I’ve watched my fair share of documentaries about Stonehenge and there are certain theories that appeal to my tastes particularly. I especially like the idea of ley lines and geographical locations such a Stonehenge that are naturally imbibed with a lot of spiritual power. And I like the idea that the stones served some spiritual/magical purpose for the people who arranged them. But liking these ideas and believing in them without question are two different things. I pride myself on realizing the absurdity of some of the things I like to believe.
Standing in the big crowds about 30 meters from all the action (the rocks) made me reminisce about
the experience of having general admission tickets to an alternative rock concert in the 90’s. People stood together, shoulder-to-shoulder in a roped-off area shoving past each other to get nearer to the action (not unlike a mosh-pit really). Only there was no action. And no stage. Just rocks. And since I’m not an archeologist, but rather just a regular citizen who watches a lot of documentaries on Netflix and Hulu, I could see for myself that the only thing that was obvious about the rocks was that the grass surrounding them was very green and the sky very rainy.
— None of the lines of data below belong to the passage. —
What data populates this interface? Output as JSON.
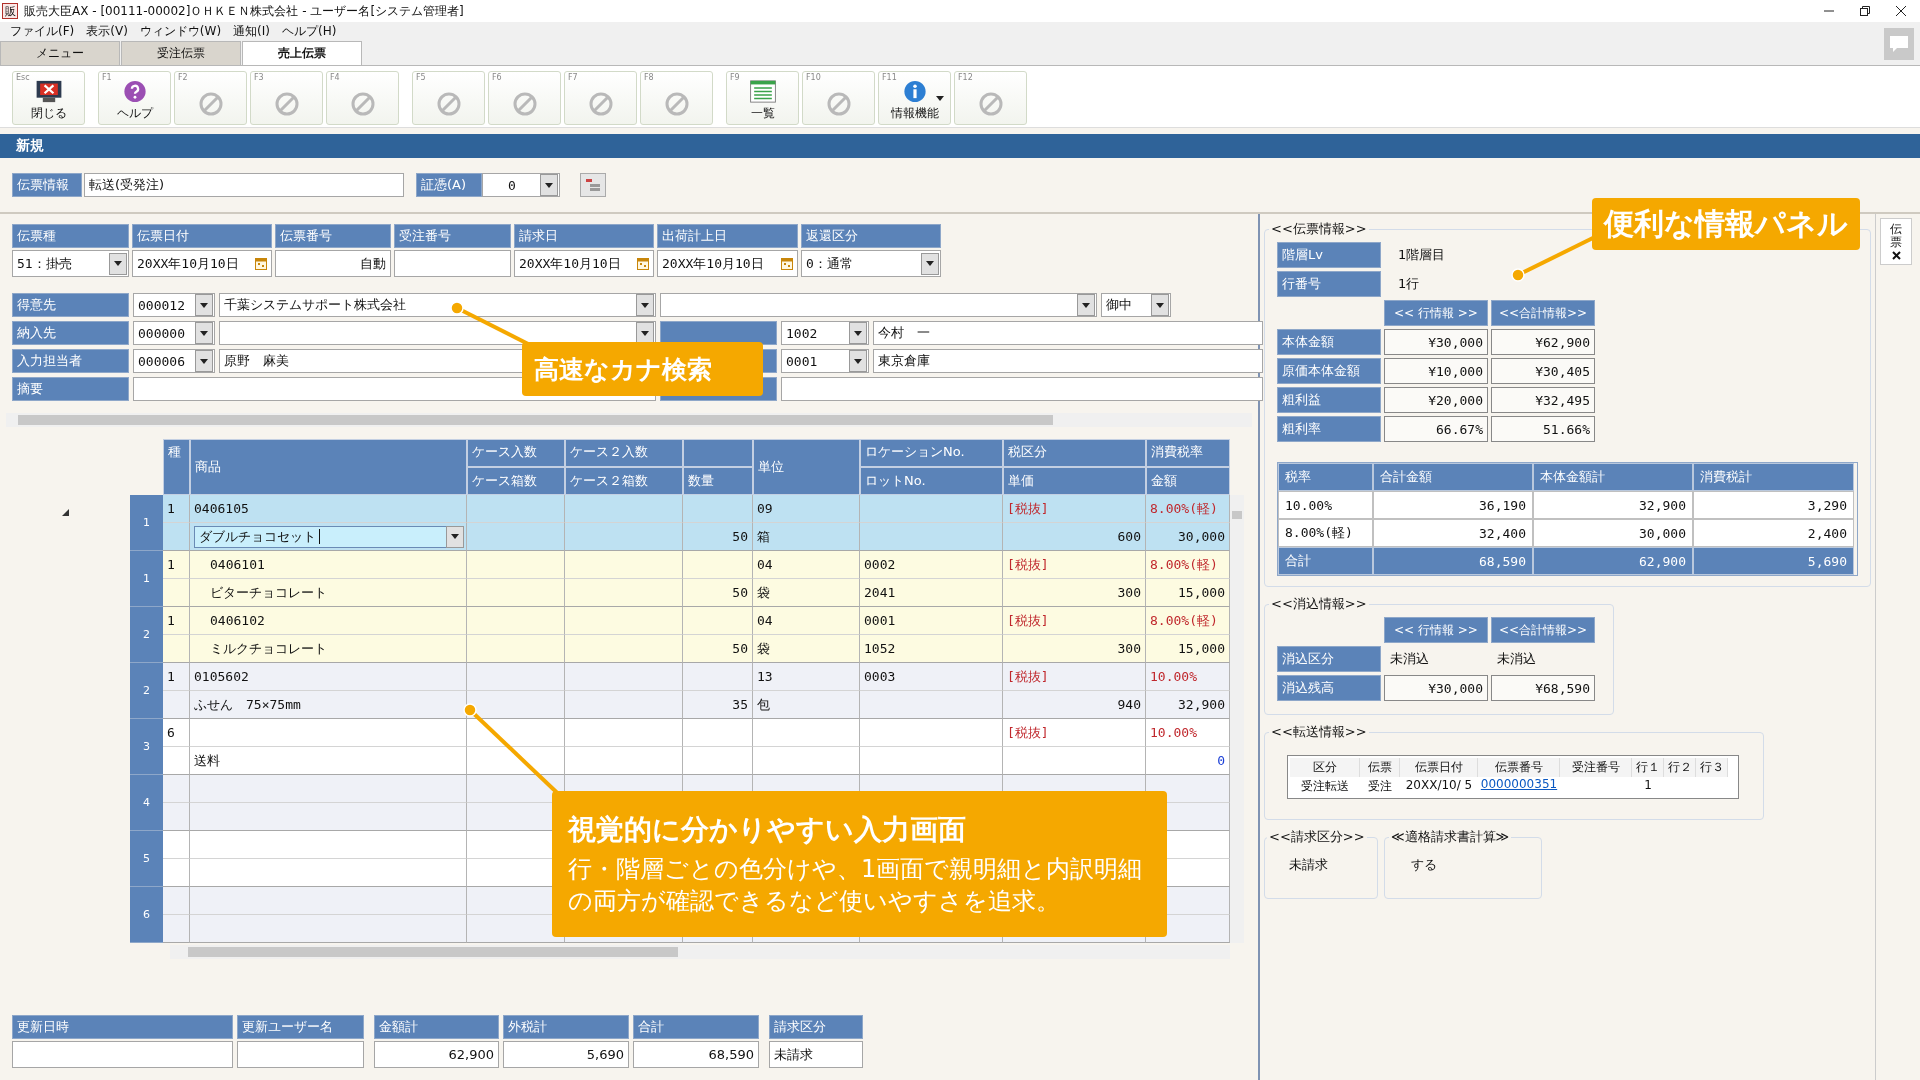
{
  "window": {
    "app_icon": "販",
    "title": "販売大臣AX - [00111-00002]ＯＨＫＥＮ株式会社 - ユーザー名[システム管理者]"
  },
  "menu": [
    "ファイル(F)",
    "表示(V)",
    "ウィンドウ(W)",
    "通知(I)",
    "ヘルプ(H)"
  ],
  "tabs": [
    {
      "label": "メニュー",
      "selected": false
    },
    {
      "label": "受注伝票",
      "selected": false
    },
    {
      "label": "売上伝票",
      "selected": true
    }
  ],
  "toolbar": {
    "groups": [
      [
        {
          "key": "Esc",
          "label": "閉じる",
          "kind": "close",
          "dropdown": false
        }
      ],
      [
        {
          "key": "F1",
          "label": "ヘルプ",
          "kind": "help",
          "dropdown": false
        },
        {
          "key": "F2",
          "kind": "disabled",
          "dropdown": false
        },
        {
          "key": "F3",
          "kind": "disabled",
          "dropdown": false
        },
        {
          "key": "F4",
          "kind": "disabled",
          "dropdown": false
        }
      ],
      [
        {
          "key": "F5",
          "kind": "disabled",
          "dropdown": false
        },
        {
          "key": "F6",
          "kind": "disabled",
          "dropdown": false
        },
        {
          "key": "F7",
          "kind": "disabled",
          "dropdown": false
        },
        {
          "key": "F8",
          "kind": "disabled",
          "dropdown": false
        }
      ],
      [
        {
          "key": "F9",
          "label": "一覧",
          "kind": "list",
          "dropdown": false
        },
        {
          "key": "F10",
          "kind": "disabled",
          "dropdown": false
        },
        {
          "key": "F11",
          "label": "情報機能",
          "kind": "info",
          "dropdown": true
        },
        {
          "key": "F12",
          "kind": "disabled",
          "dropdown": false
        }
      ]
    ]
  },
  "mode_banner": "新規",
  "slip_info": {
    "label": "伝票情報",
    "value": "転送(受発注)",
    "voucher_label": "証憑(A)",
    "voucher_value": "0"
  },
  "header_fields": [
    {
      "label": "伝票種",
      "kind": "select",
      "value": "51：掛売"
    },
    {
      "label": "伝票日付",
      "kind": "date",
      "value": "20XX年10月10日"
    },
    {
      "label": "伝票番号",
      "kind": "number",
      "value": "自動"
    },
    {
      "label": "受注番号",
      "kind": "text"
    },
    {
      "label": "請求日",
      "kind": "date",
      "value": "20XX年10月10日"
    },
    {
      "label": "出荷計上日",
      "kind": "date",
      "value": "20XX年10月10日"
    },
    {
      "label": "返還区分",
      "kind": "select",
      "value": "0：通常"
    }
  ],
  "party_rows": [
    {
      "label": "得意先",
      "kind": "code",
      "code": "000012",
      "name": "千葉システムサポート株式会社"
    },
    {
      "label": "納入先",
      "kind": "code",
      "code": "000000"
    },
    {
      "label": "入力担当者",
      "kind": "code",
      "code": "000006",
      "name": "原野　麻美"
    },
    {
      "label": "摘要",
      "kind": "text"
    }
  ],
  "party_side_rows": [
    {
      "kind": "destination",
      "honorific": "御中"
    },
    {
      "kind": "code",
      "code": "1002",
      "name": "今村　一"
    },
    {
      "kind": "code",
      "code": "0001",
      "name": "東京倉庫"
    },
    {
      "kind": "text"
    }
  ],
  "detail_grid": {
    "columns": [
      {
        "top": "種"
      },
      {
        "top": "商品"
      },
      {
        "top": "ケース入数",
        "bottom": "ケース箱数"
      },
      {
        "top": "ケース２入数",
        "bottom": "ケース２箱数"
      },
      {
        "bottom": "数量"
      },
      {
        "top": "単位"
      },
      {
        "top": "ロケーションNo.",
        "bottom": "ロットNo."
      },
      {
        "top": "税区分",
        "bottom": "単価"
      },
      {
        "top": "消費税率",
        "bottom": "金額"
      }
    ],
    "rows": [
      {
        "no": "1",
        "selected": true,
        "type": "1",
        "code": "0406105",
        "unit_code": "09",
        "tax_class": "[税抜]",
        "tax_rate": "8.00%(軽)",
        "name": "ダブルチョコセット",
        "quantity": "50",
        "unit": "箱",
        "unit_price": "600",
        "amount": "30,000",
        "amount_emphasis": false,
        "children": [
          {
            "no": "1",
            "selected": false,
            "type": "1",
            "code": "0406101",
            "unit_code": "04",
            "location": "0002",
            "tax_class": "[税抜]",
            "tax_rate": "8.00%(軽)",
            "name": "ビターチョコレート",
            "quantity": "50",
            "unit": "袋",
            "lot": "2041",
            "unit_price": "300",
            "amount": "15,000",
            "amount_emphasis": false
          },
          {
            "no": "2",
            "selected": false,
            "type": "1",
            "code": "0406102",
            "unit_code": "04",
            "location": "0001",
            "tax_class": "[税抜]",
            "tax_rate": "8.00%(軽)",
            "name": "ミルクチョコレート",
            "quantity": "50",
            "unit": "袋",
            "lot": "1052",
            "unit_price": "300",
            "amount": "15,000",
            "amount_emphasis": false
          }
        ]
      },
      {
        "no": "2",
        "selected": false,
        "type": "1",
        "code": "0105602",
        "unit_code": "13",
        "location": "0003",
        "tax_class": "[税抜]",
        "tax_rate": "10.00%",
        "name": "ふせん　75×75mm",
        "quantity": "35",
        "unit": "包",
        "unit_price": "940",
        "amount": "32,900",
        "amount_emphasis": false
      },
      {
        "no": "3",
        "selected": false,
        "type": "6",
        "tax_class": "[税抜]",
        "tax_rate": "10.00%",
        "name": "送料",
        "amount": "0",
        "amount_emphasis": true
      },
      {
        "no": "4",
        "selected": false
      },
      {
        "no": "5",
        "selected": false
      },
      {
        "no": "6",
        "selected": false
      }
    ]
  },
  "footer_fields": [
    {
      "label": "更新日時",
      "kind": "text"
    },
    {
      "label": "更新ユーザー名",
      "kind": "text"
    },
    {
      "label": "金額計",
      "kind": "amount",
      "value": "62,900"
    },
    {
      "label": "外税計",
      "kind": "amount",
      "value": "5,690"
    },
    {
      "label": "合計",
      "kind": "amount",
      "value": "68,590"
    },
    {
      "label": "請求区分",
      "kind": "text",
      "value": "未請求"
    }
  ],
  "slip_panel": {
    "title": "<<伝票情報>>",
    "info": [
      {
        "label": "階層Lv",
        "value": "1階層目"
      },
      {
        "label": "行番号",
        "value": "1行"
      }
    ],
    "column_heads": [
      "<< 行情報 >>",
      "<<合計情報>>"
    ],
    "figures": [
      {
        "label": "本体金額",
        "line": "¥30,000",
        "total": "¥62,900"
      },
      {
        "label": "原価本体金額",
        "line": "¥10,000",
        "total": "¥30,405"
      },
      {
        "label": "粗利益",
        "line": "¥20,000",
        "total": "¥32,495"
      },
      {
        "label": "粗利率",
        "line": "66.67%",
        "total": "51.66%"
      }
    ],
    "tax_table": {
      "columns": [
        "税率",
        "合計金額",
        "本体金額計",
        "消費税計"
      ],
      "rows": [
        {
          "kind": "rate",
          "cells": [
            "10.00%",
            "36,190",
            "32,900",
            "3,290"
          ]
        },
        {
          "kind": "rate",
          "cells": [
            "8.00%(軽)",
            "32,400",
            "30,000",
            "2,400"
          ]
        },
        {
          "kind": "total",
          "cells": [
            "合計",
            "68,590",
            "62,900",
            "5,690"
          ]
        }
      ]
    }
  },
  "clearing_panel": {
    "title": "<<消込情報>>",
    "column_heads": [
      "<< 行情報 >>",
      "<<合計情報>>"
    ],
    "rows": [
      {
        "kind": "plain",
        "label": "消込区分",
        "line": "未消込",
        "total": "未消込"
      },
      {
        "kind": "boxed",
        "label": "消込残高",
        "line": "¥30,000",
        "total": "¥68,590"
      }
    ]
  },
  "transfer_panel": {
    "title": "<<転送情報>>",
    "columns": [
      "区分",
      "伝票",
      "伝票日付",
      "伝票番号",
      "受注番号",
      "行１",
      "行２",
      "行３"
    ],
    "rows": [
      {
        "division": "受注転送",
        "slip": "受注",
        "date": "20XX/10/ 5",
        "number": "0000000351",
        "line_1": "1"
      }
    ]
  },
  "billing_panel": {
    "title": "<<請求区分>>",
    "value": "未請求"
  },
  "invoice_panel": {
    "title": "≪適格請求書計算≫",
    "value": "する"
  },
  "side_tab": {
    "label": "伝票"
  },
  "callouts": [
    {
      "title": "高速なカナ検索"
    },
    {
      "title": "便利な情報パネル"
    },
    {
      "title": "視覚的に分かりやすい入力画面",
      "body": "行・階層ごとの色分けや、1画面で親明細と内訳明細の両方が確認できるなど使いやすさを追求。"
    }
  ]
}
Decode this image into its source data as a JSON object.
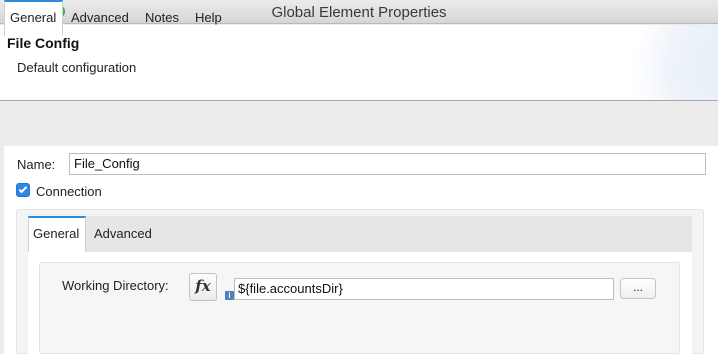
{
  "window": {
    "title": "Global Element Properties"
  },
  "header": {
    "title": "File Config",
    "description": "Default configuration"
  },
  "tabs": [
    "General",
    "Advanced",
    "Notes",
    "Help"
  ],
  "general": {
    "name_label": "Name:",
    "name_value": "File_Config",
    "connection_label": "Connection",
    "connection_checked": true
  },
  "connection": {
    "tabs": [
      "General",
      "Advanced"
    ],
    "working_directory_label": "Working Directory:",
    "working_directory_value": "${file.accountsDir}",
    "fx_label": "fx",
    "info_glyph": "i",
    "browse_label": "..."
  },
  "colors": {
    "accent": "#2d8be0",
    "checkbox": "#2e87e6"
  },
  "icons": {
    "expression": "fx-icon",
    "info": "info-icon",
    "check": "checkmark-icon"
  }
}
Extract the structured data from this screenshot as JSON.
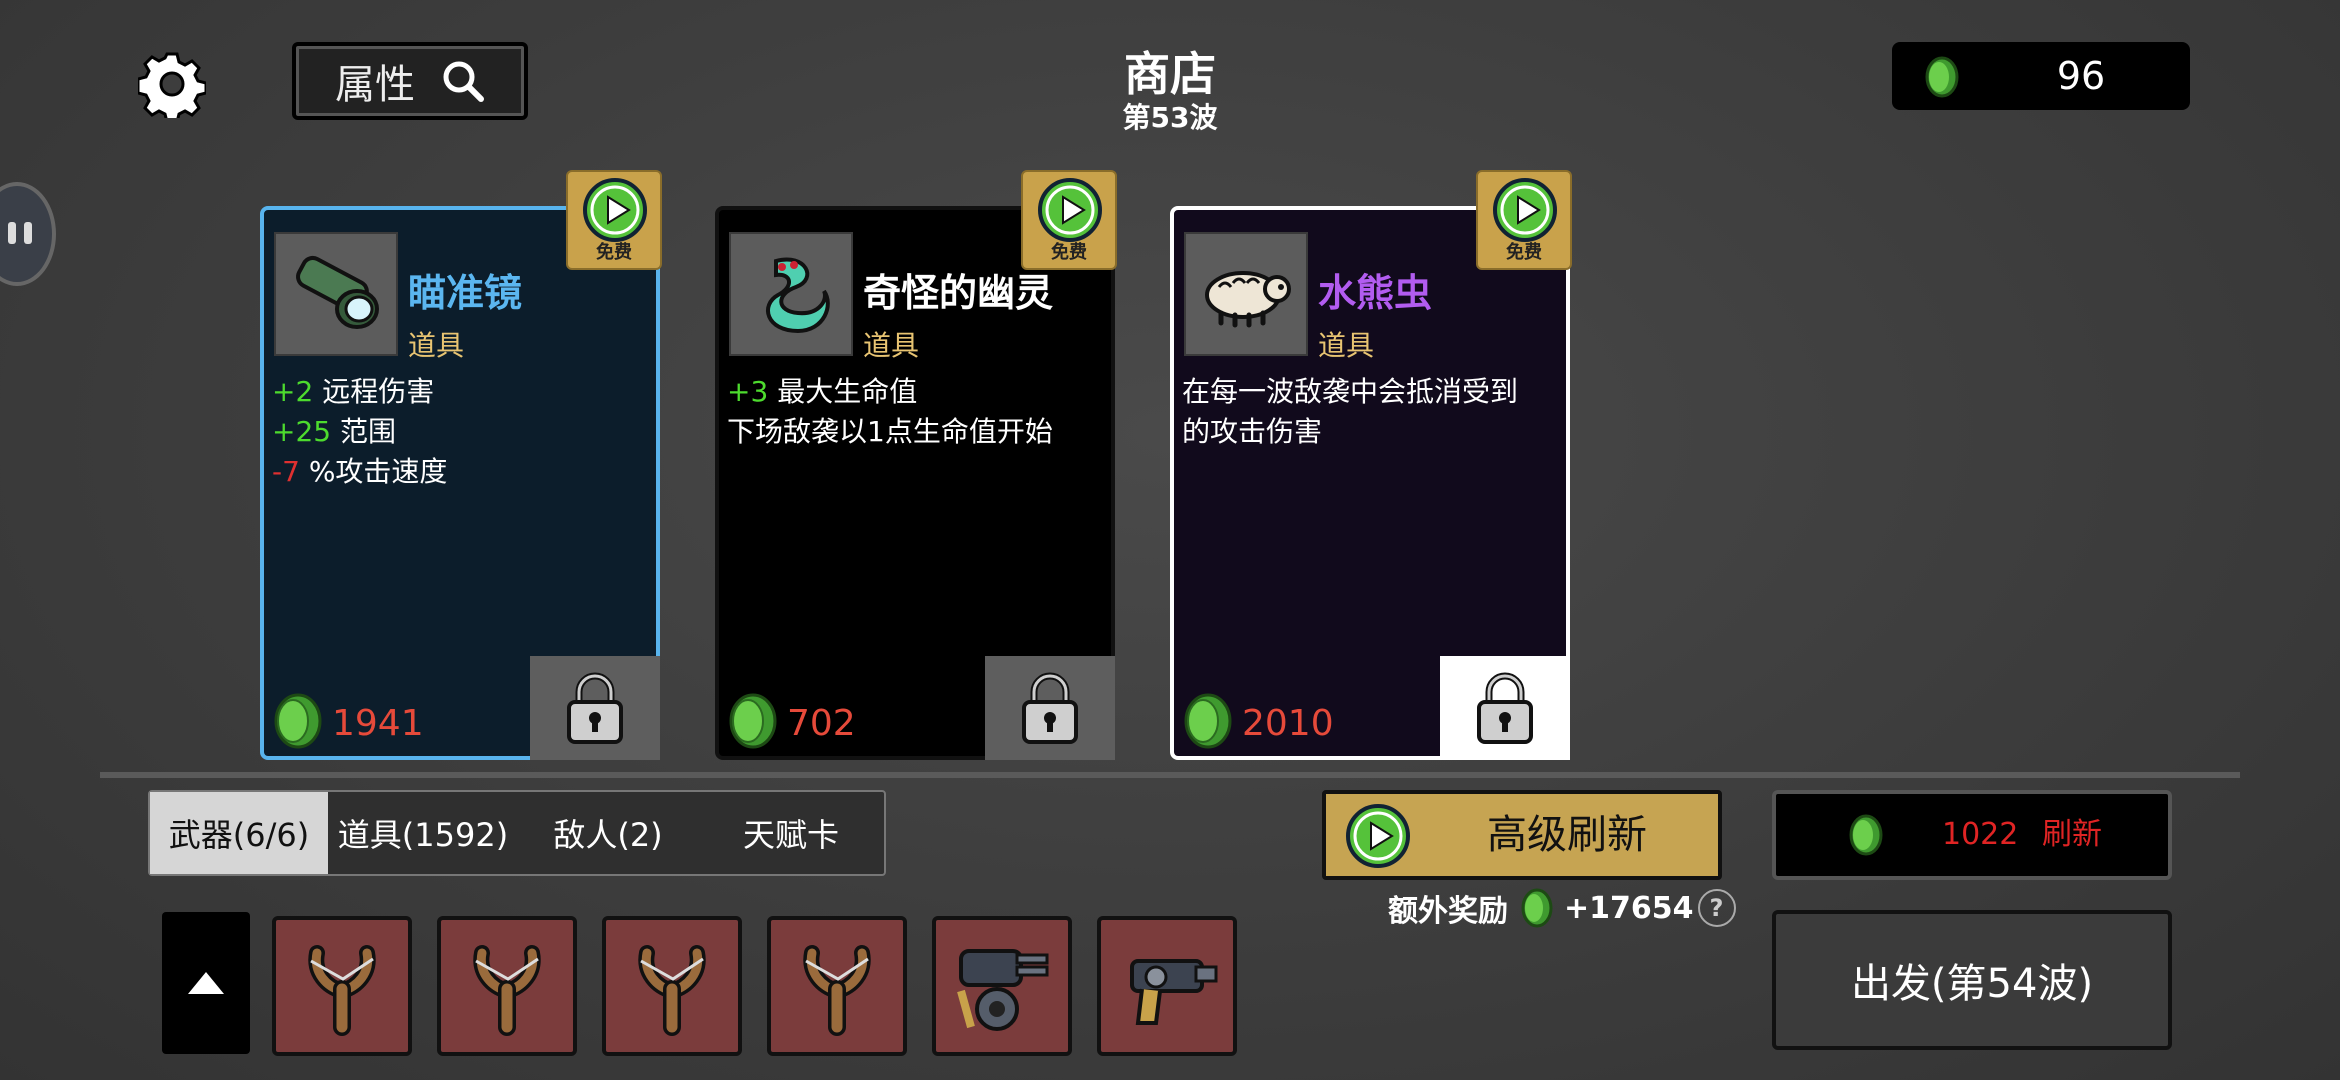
{
  "header": {
    "search_label": "属性",
    "title": "商店",
    "wave": "第53波",
    "gold": "96"
  },
  "cards": [
    {
      "name": "瞄准镜",
      "name_color": "#5bb6f0",
      "type": "道具",
      "free_label": "免费",
      "stats": [
        {
          "value": "+2",
          "text": "远程伤害"
        },
        {
          "value": "+25",
          "text": "范围"
        },
        {
          "value": "-7",
          "text": "%攻击速度"
        }
      ],
      "price": "1941"
    },
    {
      "name": "奇怪的幽灵",
      "name_color": "#ffffff",
      "type": "道具",
      "free_label": "免费",
      "stats": [
        {
          "value": "+3",
          "text": "最大生命值"
        }
      ],
      "extra_line": "下场敌袭以1点生命值开始",
      "price": "702"
    },
    {
      "name": "水熊虫",
      "name_color": "#b25cf0",
      "type": "道具",
      "free_label": "免费",
      "desc_line1": "在每一波敌袭中会抵消受到",
      "desc_line2": "的攻击伤害",
      "price": "2010"
    }
  ],
  "tabs": [
    "武器(6/6)",
    "道具(1592)",
    "敌人(2)",
    "天赋卡"
  ],
  "weapons": [
    "slingshot",
    "slingshot",
    "slingshot",
    "slingshot",
    "minigun",
    "blaster"
  ],
  "actions": {
    "advanced_refresh": "高级刷新",
    "bonus_label": "额外奖励",
    "bonus_value": "+17654",
    "bonus_help": "?",
    "refresh_cost": "1022",
    "refresh_label": "刷新",
    "depart": "出发(第54波)"
  },
  "colors": {
    "positive": "#4ddb2e",
    "negative": "#e03030",
    "price": "#e64a3a",
    "gold_button": "#c6a452"
  }
}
As I stood on the pavement, 30 yards from the rocks, people bumping into me and sliding past me in the rain, I regretted watching all those documentaries because as a result of having heard all the speculation by “experts” on Stonehenge, I didn’t get to imagine the possibilities of the rocks for myself. The allure of Stonehenge comes from its mystery; the fact that no one really knows why its there. Once the mystery is solved definitively (if that ever happens) even the experts won’t be interested anymore.
I have a lot of respect for my own silly and absurd beliefs. I protect them carefully because I know that if people knew about them, they’d try to destroy them. But the silly and absurd things that I believe are my own personal windows into the mystery of the world. They’re my looking glass into the Great Unknown where no one and everyone has all the answers.
Stonehenge is a place for people to project beliefs and play with them. It’s a place to wonder with an open-mind.
For tourists who expect for Stonehenge to be a life-changing “spiritual” experience, I would say that the overall effect of standing 30 yards away from some big rocks in a field could be summed up in one word…Underwhelming. The experience wasn’t exactly boring, but just surprisingly inert. Completely bereft of emotional content except that I couldn’t help but think that the kids on the field trips were cute.
But I’m still glad I went because I learned some things about myself in doing so. I discovered that just about any kid in the world is more interesting to me than a circle of rocks in a field. I realized that I expected to feel something profound or experience something profound in a place that’s probably only truly exciting to archeologists (most of them wouldn’t get excited about the psychological artifacts that I collect either). And I realized that I miss our cats at home.
So I still got something out of the experience of going to Stonehenge even though it wasn’t the experience that had been suggested in all those documentaries I’d watched on Netflix.
And we bought a really cool postcard at the Stonehenge gift shop to send to the kids at school back home in Nebraska.